The sand-covered, silken cocoon of the chaparral yucca moth (Tegeticula maculata). The preputial larva remains inside this subterranean cocoon during the winter months. In spring, when yucca plants are once again in their blooming cycle, the larva undergoes pupation and soon an adult moth emerges from the ground.

As winter approaches in San Diego County, chaparral yuccas release their seeds as the basal rosettes of leaves die and turn gray. This marks the completion of a life cycle that began with a small black seed at least six or seven years earlier. The following spring new yuccas will sprout from seeds, and a continuous succession of beautiful yucca flower stalks will appear as long as there are undeveloped areas of natural vegetation and yucca moths to pollinate the flowers.

A dead, basal leaf rosette and flower stalk of chaparral yucca (Yucca whipplei) at the end of its life cycle.
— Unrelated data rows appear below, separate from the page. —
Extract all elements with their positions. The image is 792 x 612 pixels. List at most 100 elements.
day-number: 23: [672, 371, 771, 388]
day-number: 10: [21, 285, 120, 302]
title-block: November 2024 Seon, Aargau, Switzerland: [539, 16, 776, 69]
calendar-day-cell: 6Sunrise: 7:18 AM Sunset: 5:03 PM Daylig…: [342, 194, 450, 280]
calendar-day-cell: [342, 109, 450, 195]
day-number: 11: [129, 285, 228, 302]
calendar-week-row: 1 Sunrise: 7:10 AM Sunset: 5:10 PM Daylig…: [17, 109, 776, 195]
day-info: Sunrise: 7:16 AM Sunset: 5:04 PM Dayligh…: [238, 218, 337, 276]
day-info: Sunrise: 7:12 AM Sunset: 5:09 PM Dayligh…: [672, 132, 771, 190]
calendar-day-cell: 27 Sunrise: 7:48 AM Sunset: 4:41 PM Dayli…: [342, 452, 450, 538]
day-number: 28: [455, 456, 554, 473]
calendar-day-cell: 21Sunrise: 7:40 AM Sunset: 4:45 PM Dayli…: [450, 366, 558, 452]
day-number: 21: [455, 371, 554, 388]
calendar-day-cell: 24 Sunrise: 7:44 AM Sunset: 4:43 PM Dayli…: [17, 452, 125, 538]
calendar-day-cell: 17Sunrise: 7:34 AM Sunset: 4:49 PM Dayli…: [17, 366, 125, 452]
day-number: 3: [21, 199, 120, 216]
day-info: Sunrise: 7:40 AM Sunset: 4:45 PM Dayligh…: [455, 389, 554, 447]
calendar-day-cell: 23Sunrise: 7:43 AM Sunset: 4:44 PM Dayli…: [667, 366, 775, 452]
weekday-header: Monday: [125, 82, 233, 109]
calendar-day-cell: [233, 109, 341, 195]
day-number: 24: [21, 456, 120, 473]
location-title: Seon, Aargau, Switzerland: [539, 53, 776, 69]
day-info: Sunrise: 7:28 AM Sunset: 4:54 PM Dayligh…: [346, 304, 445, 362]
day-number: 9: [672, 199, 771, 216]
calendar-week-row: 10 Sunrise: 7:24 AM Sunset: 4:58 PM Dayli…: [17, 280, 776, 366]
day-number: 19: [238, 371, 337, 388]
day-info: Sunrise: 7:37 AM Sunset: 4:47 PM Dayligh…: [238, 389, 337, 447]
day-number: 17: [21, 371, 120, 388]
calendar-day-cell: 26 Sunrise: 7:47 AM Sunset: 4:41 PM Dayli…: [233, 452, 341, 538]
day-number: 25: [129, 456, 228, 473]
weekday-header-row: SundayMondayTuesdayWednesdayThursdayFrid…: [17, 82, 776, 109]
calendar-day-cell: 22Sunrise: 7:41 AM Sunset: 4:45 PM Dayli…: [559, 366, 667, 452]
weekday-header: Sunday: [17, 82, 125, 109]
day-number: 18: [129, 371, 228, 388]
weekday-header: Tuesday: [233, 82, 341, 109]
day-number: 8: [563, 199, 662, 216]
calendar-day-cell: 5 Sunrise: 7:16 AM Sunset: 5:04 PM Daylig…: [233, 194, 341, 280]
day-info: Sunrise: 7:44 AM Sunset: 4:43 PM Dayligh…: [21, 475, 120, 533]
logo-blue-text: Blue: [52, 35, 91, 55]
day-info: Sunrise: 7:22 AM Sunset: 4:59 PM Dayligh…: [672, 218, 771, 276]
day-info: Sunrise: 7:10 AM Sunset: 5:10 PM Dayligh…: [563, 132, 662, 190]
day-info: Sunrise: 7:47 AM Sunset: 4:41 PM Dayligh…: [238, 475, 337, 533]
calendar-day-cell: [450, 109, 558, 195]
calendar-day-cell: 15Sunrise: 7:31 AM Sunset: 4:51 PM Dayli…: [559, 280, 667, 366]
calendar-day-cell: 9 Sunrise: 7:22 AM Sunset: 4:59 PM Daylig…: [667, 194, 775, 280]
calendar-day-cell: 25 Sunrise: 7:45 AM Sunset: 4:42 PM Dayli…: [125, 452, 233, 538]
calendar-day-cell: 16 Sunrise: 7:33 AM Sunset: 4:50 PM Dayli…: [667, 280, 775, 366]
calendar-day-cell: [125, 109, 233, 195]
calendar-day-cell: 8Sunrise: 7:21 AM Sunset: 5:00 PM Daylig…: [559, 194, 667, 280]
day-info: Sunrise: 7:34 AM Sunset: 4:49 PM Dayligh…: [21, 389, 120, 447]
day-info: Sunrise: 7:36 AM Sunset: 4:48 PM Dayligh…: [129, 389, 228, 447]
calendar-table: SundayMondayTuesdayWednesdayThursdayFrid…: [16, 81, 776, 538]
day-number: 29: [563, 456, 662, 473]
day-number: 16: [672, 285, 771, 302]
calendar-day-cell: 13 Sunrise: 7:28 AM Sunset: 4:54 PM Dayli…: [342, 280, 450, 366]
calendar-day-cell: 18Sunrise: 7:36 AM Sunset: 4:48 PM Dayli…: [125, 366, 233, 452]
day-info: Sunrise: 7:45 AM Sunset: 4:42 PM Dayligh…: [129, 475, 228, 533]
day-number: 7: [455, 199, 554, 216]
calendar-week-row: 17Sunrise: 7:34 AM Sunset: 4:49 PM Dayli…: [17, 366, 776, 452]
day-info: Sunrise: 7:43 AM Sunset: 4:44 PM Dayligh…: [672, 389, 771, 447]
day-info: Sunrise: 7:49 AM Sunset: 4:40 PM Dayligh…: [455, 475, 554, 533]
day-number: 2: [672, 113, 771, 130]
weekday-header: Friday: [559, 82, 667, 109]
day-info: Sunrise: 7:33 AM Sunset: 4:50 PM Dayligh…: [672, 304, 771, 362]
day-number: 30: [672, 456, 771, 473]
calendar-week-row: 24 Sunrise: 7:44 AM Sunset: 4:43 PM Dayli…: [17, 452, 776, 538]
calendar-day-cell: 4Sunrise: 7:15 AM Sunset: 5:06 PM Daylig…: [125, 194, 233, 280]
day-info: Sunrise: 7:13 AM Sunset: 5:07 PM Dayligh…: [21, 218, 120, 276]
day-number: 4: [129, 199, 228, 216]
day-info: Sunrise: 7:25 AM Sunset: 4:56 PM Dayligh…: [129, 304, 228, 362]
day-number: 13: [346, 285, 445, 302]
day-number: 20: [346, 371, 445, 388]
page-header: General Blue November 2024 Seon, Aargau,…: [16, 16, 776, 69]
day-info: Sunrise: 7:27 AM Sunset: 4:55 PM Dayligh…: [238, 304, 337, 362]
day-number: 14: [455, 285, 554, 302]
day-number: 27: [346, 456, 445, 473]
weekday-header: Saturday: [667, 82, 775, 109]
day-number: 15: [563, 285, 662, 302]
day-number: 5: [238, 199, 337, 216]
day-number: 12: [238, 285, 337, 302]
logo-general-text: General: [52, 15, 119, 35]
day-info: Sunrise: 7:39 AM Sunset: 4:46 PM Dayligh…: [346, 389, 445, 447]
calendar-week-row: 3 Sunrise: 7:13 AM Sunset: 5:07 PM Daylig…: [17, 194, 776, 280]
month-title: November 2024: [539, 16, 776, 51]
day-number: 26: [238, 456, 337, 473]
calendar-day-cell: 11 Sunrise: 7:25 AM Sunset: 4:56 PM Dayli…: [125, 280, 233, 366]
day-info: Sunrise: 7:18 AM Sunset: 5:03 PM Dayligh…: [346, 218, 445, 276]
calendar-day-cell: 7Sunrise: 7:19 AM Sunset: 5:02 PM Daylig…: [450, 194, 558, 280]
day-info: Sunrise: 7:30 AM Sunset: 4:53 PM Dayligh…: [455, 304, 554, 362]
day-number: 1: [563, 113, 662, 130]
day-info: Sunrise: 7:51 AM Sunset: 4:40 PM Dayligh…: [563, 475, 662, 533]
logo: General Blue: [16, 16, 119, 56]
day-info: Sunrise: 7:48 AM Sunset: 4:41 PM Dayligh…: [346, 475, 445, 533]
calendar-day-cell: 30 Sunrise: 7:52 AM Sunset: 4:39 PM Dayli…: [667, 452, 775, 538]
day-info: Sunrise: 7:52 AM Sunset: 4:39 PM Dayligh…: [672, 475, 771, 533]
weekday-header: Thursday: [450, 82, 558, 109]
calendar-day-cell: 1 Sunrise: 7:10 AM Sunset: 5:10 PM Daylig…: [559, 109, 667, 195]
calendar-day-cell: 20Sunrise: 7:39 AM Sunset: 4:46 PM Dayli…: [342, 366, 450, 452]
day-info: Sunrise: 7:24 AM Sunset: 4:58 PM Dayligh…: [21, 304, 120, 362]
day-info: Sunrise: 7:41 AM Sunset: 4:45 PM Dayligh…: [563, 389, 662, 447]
This species takes at least 6 or 7 years to bloom and then it dies.

The ashy remains of a yucca plant (Yucca whipplei). During the heat of a smoldering fire, the leaf rosette and caudex has been converted into white ash.

References About Yucca Pollination:

  1. Armstrong, W.P. 1999. "The Yucca and Its Moth." Zoonooz 72 (4): 28-31.

  2. Cox, G.W. 1981. "The Yucca With the Big Bang." Environment Southwest Number 493: 12-16.

  3. Hogue, C. L. 1993. Insects of the Los Angeles Basin. Natural History Museum of Los Angeles County.

  4. Powell, J.A. and R.A. Mackie. 1966. "Biological Interrelationships of Moths and Yucca Whipplei." University of California Publications in Entomology 42: 1-59.